With nearly 55% of the vote, Republican Gov. Scott Walker has become the first governor in US history to survive a recall election. All four Republican state senators targeted for recall also retained their seats June 5. The Democratic Party of Wisconsin, which won the governorship in 2002 and 2006, and the presidential vote in 2004 and 2008, suffered a humiliating defeat. How could they go so wrong?
1. Recalls. Although the Wisconsin Constitution does not specify any particular grounds for recalling an elected official, there is widespread sentiment that the tactic should only be used to oust crooks. After trying to recall six Republican state senators in 2011 (two of whom lost), the Dems have gone recall-mad in seeking to remove the Governor, Lieutenant Governor and another four state senators on June 5. Apparently, most voters felt that the recall weapon should only be used for cases of truly reprehensible misconduct, not policy differences.
2. Union Power.When Wisconsin granted public employees collective bargaining rights in 1959, union membership and power were at their peak. Today, the biggest union in the state is not UAW, but WEAC, and relatively few private-sector employees belong to a union. The impressive gains made by public employee unions have been at the expense of taxpayers, not stockholders, and the Republicans have correctly perceived that these unions could be used as a scapegoat for the state's fiscal problems with impunity.
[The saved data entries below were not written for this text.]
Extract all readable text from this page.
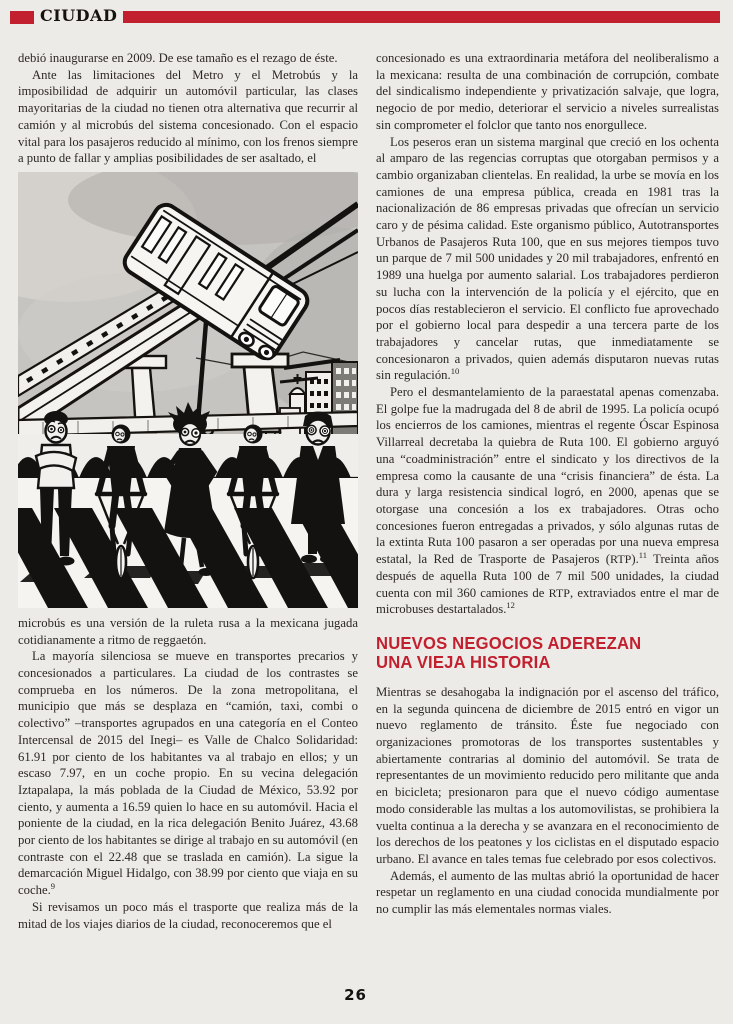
CIUDAD

debió inaugurarse en 2009. De ese tamaño es el rezago de éste.

Ante las limitaciones del Metro y el Metrobús y la imposibilidad de adquirir un automóvil particular, las clases mayoritarias de la ciudad no tienen otra alternativa que recurrir al camión y al microbús del sistema concesionado. Con el espacio vital para los pasajeros reducido al mínimo, con los frenos siempre a punto de fallar y amplias posibilidades de ser asaltado, el

microbús es una versión de la ruleta rusa a la mexicana jugada cotidianamente a ritmo de reggaetón.

La mayoría silenciosa se mueve en transportes precarios y concesionados a particulares. La ciudad de los contrastes se comprueba en los números. De la zona metropolitana, el municipio que más se desplaza en “camión, taxi, combi o colectivo” –transportes agrupados en una categoría en el Conteo Intercensal de 2015 del Inegi– es Valle de Chalco Solidaridad: 61.91 por ciento de los habitantes va al trabajo en ellos; y un escaso 7.97, en un coche propio. En su vecina delegación Iztapalapa, la más poblada de la Ciudad de México, 53.92 por ciento, y aumenta a 16.59 quien lo hace en su automóvil. Hacia el poniente de la ciudad, en la rica delegación Benito Juárez, 43.68 por ciento de los habitantes se dirige al trabajo en su automóvil (en contraste con el 22.48 que se traslada en camión). La sigue la demarcación Miguel Hidalgo, con 38.99 por ciento que viaja en su coche.$^9$

Si revisamos un poco más el trasporte que realiza más de la mitad de los viajes diarios de la ciudad, reconoceremos que el

concesionado es una extraordinaria metáfora del neoliberalismo a la mexicana: resulta de una combinación de corrupción, combate del sindicalismo independiente y privatización salvaje, que logra, negocio de por medio, deteriorar el servicio a niveles surrealistas sin comprometer el folclor que tanto nos enorgullece.

Los peseros eran un sistema marginal que creció en los ochenta al amparo de las regencias corruptas que otorgaban permisos y a cambio organizaban clientelas. En realidad, la urbe se movía en los camiones de una empresa pública, creada en 1981 tras la nacionalización de 86 empresas privadas que ofrecían un servicio caro y de pésima calidad. Este organismo público, Autotransportes Urbanos de Pasajeros Ruta 100, que en sus mejores tiempos tuvo un parque de 7 mil 500 unidades y 20 mil trabajadores, enfrentó en 1989 una huelga por aumento salarial. Los trabajadores perdieron su lucha con la intervención de la policía y el ejército, que en pocos días restablecieron el servicio. El conflicto fue aprovechado por el gobierno local para despedir a una tercera parte de los trabajadores y cancelar rutas, que inmediatamente se concesionaron a privados, quien además disputaron nuevas rutas sin regulación.$^{10}$

Pero el desmantelamiento de la paraestatal apenas comenzaba. El golpe fue la madrugada del 8 de abril de 1995. La policía ocupó los encierros de los camiones, mientras el regente Óscar Espinosa Villarreal decretaba la quiebra de Ruta 100. El gobierno arguyó una “coadministración” entre el sindicato y los directivos de la empresa como la causante de una “crisis financiera” de ésta. La dura y larga resistencia sindical logró, en 2000, apenas que se otorgase una concesión a los ex trabajadores. Otras ocho concesiones fueron entregadas a privados, y sólo algunas rutas de la extinta Ruta 100 pasaron a ser operadas por una nueva empresa estatal, la Red de Trasporte de Pasajeros (RTP).$^{11}$ Treinta años después de aquella Ruta 100 de 7 mil 500 unidades, la ciudad cuenta con mil 360 camiones de RTP, extraviados entre el mar de microbuses destartalados.$^{12}$

NUEVOS NEGOCIOS ADEREZAN
UNA VIEJA HISTORIA

Mientras se desahogaba la indignación por el ascenso del tráfico, en la segunda quincena de diciembre de 2015 entró en vigor un nuevo reglamento de tránsito. Éste fue negociado con organizaciones promotoras de los transportes sustentables y abiertamente contrarias al dominio del automóvil. Se trata de representantes de un movimiento reducido pero militante que anda en bicicleta; presionaron para que el nuevo código aumentase modo considerable las multas a los automovilistas, se prohibiera la vuelta continua a la derecha y se avanzara en el reconocimiento de los derechos de los peatones y los ciclistas en el disputado espacio urbano. El avance en tales temas fue celebrado por esos colectivos.

Además, el aumento de las multas abrió la oportunidad de hacer respetar un reglamento en una ciudad conocida mundialmente por no cumplir las más elementales normas viales.

26
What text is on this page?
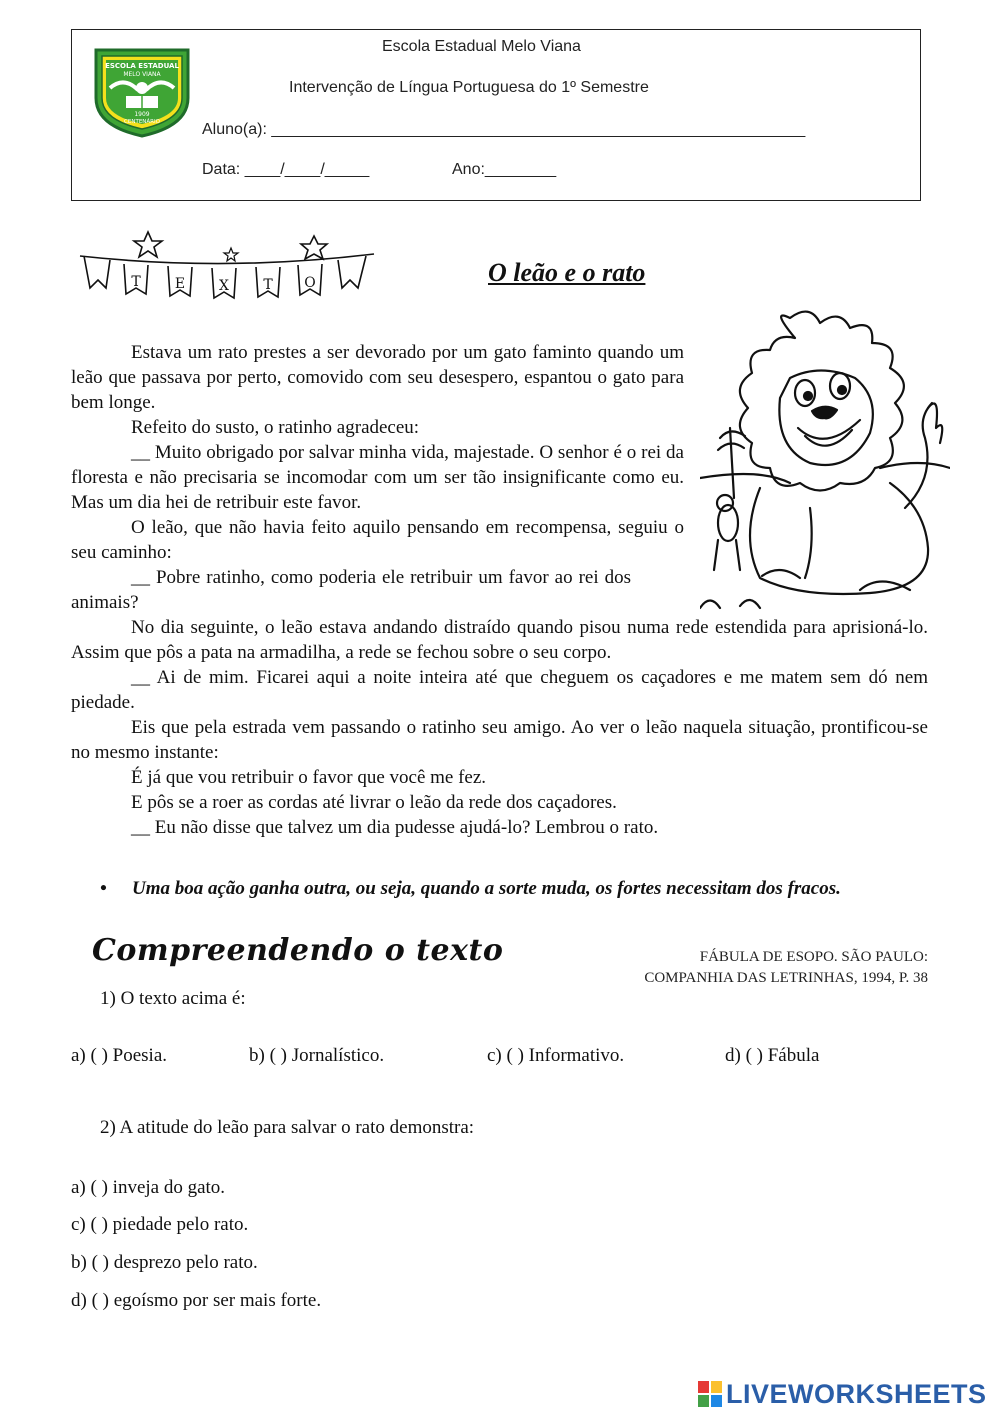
ESCOLA ESTADUAL
MELO VIANA
1909
CENTENÁRIO
Escola Estadual Melo Viana
Intervenção de Língua Portuguesa do 1º Semestre
Aluno(a): ____________________________________________________________
Data: ____/____/_____	Ano:________
T E X T O	O leão e o rato

Estava um rato prestes a ser devorado por um gato faminto quando um leão que passava por perto, comovido com seu desespero, espantou o gato para bem longe.

Refeito do susto, o ratinho agradeceu:

__ Muito obrigado por salvar minha vida, majestade. O senhor é o rei da floresta e não precisaria se incomodar com um ser tão insignificante como eu. Mas um dia hei de retribuir este favor.

O leão, que não havia feito aquilo pensando em recompensa, seguiu o seu caminho:

__ Pobre ratinho, como poderia ele retribuir um favor ao rei dos animais?

No dia seguinte, o leão estava andando distraído quando pisou numa rede estendida para aprisioná-lo. Assim que pôs a pata na armadilha, a rede se fechou sobre o seu corpo.

__ Ai de mim. Ficarei aqui a noite inteira até que cheguem os caçadores e me matem sem dó nem piedade.

Eis que pela estrada vem passando o ratinho seu amigo. Ao ver o leão naquela situação, prontificou-se no mesmo instante:

É já que vou retribuir o favor que você me fez.

E pôs se a roer as cordas até livrar o leão da rede dos caçadores.

__ Eu não disse que talvez um dia pudesse ajudá-lo? Lembrou o rato.

•	Uma boa ação ganha outra, ou seja, quando a sorte muda, os fortes necessitam dos fracos.
Compreendendo o texto	FÁBULA DE ESOPO. SÃO PAULO:
COMPANHIA DAS LETRINHAS, 1994, P. 38
1) O texto acima é:
a) ( ) Poesia.	b) ( ) Jornalístico.	c) ( ) Informativo.	d) ( ) Fábula
2) A atitude do leão para salvar o rato demonstra:
a) ( ) inveja do gato.
c) ( ) piedade pelo rato.
b) ( ) desprezo pelo rato.
d) ( ) egoísmo por ser mais forte.
LIVEWORKSHEETS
3. Timing. The best chance to recall Gov. Walker and the others would have been at the November general election, but the anti-Walker forces just could not wait. The colleges were all closed for the summer, and the findings of the John Doe investigation into Walker's administration as Milwaukee County Executive have not been completed. The timing was not strategic, but impulsive.
4. The contender. Tom Barrett, who had already lost two races for Governor (in 2002 and 2010) was the strongest candidate to run, but not the strongest possible candidate. Russ Feingold, Herb Kohl and David Obey all would have done better than Barrett, but probably could not have won either. The difference was that they were too smart to try.
5. The Jobs Issue. Tom Barrett made the claim that Wisconsin lost jobs under Walker a major issue. When it turned out that the state had actually gained about 33,000 jobs during that period, he was flummoxed. Actually, the gain could have been attributed to President Obama's successful stimulus program, but Walker claimed all the credit for himself. Although Walker had backed and signed plenty of crummy bills, Barrett unwisely chose to dwell on an issue that Walker was able to turn to his advantage.
The failure of these recalls means that the Republicans will hold the governorship through 2014, even if Walker leaves as a result of John Doe charges. Recalls have been proven ineffective, and they won't be used much any time soon.
Tom Barrett is probably through as a candidate for statewide office, though he could be Mayor of Milwaukee as long as he lives.
Mahlon Mitchell, who was little-known until this campaign, has established himself as a serious Democratic candidate by garnering about the same percentage of the vote as Barrett in his race for Lieutenant Governor. This is a man to watch!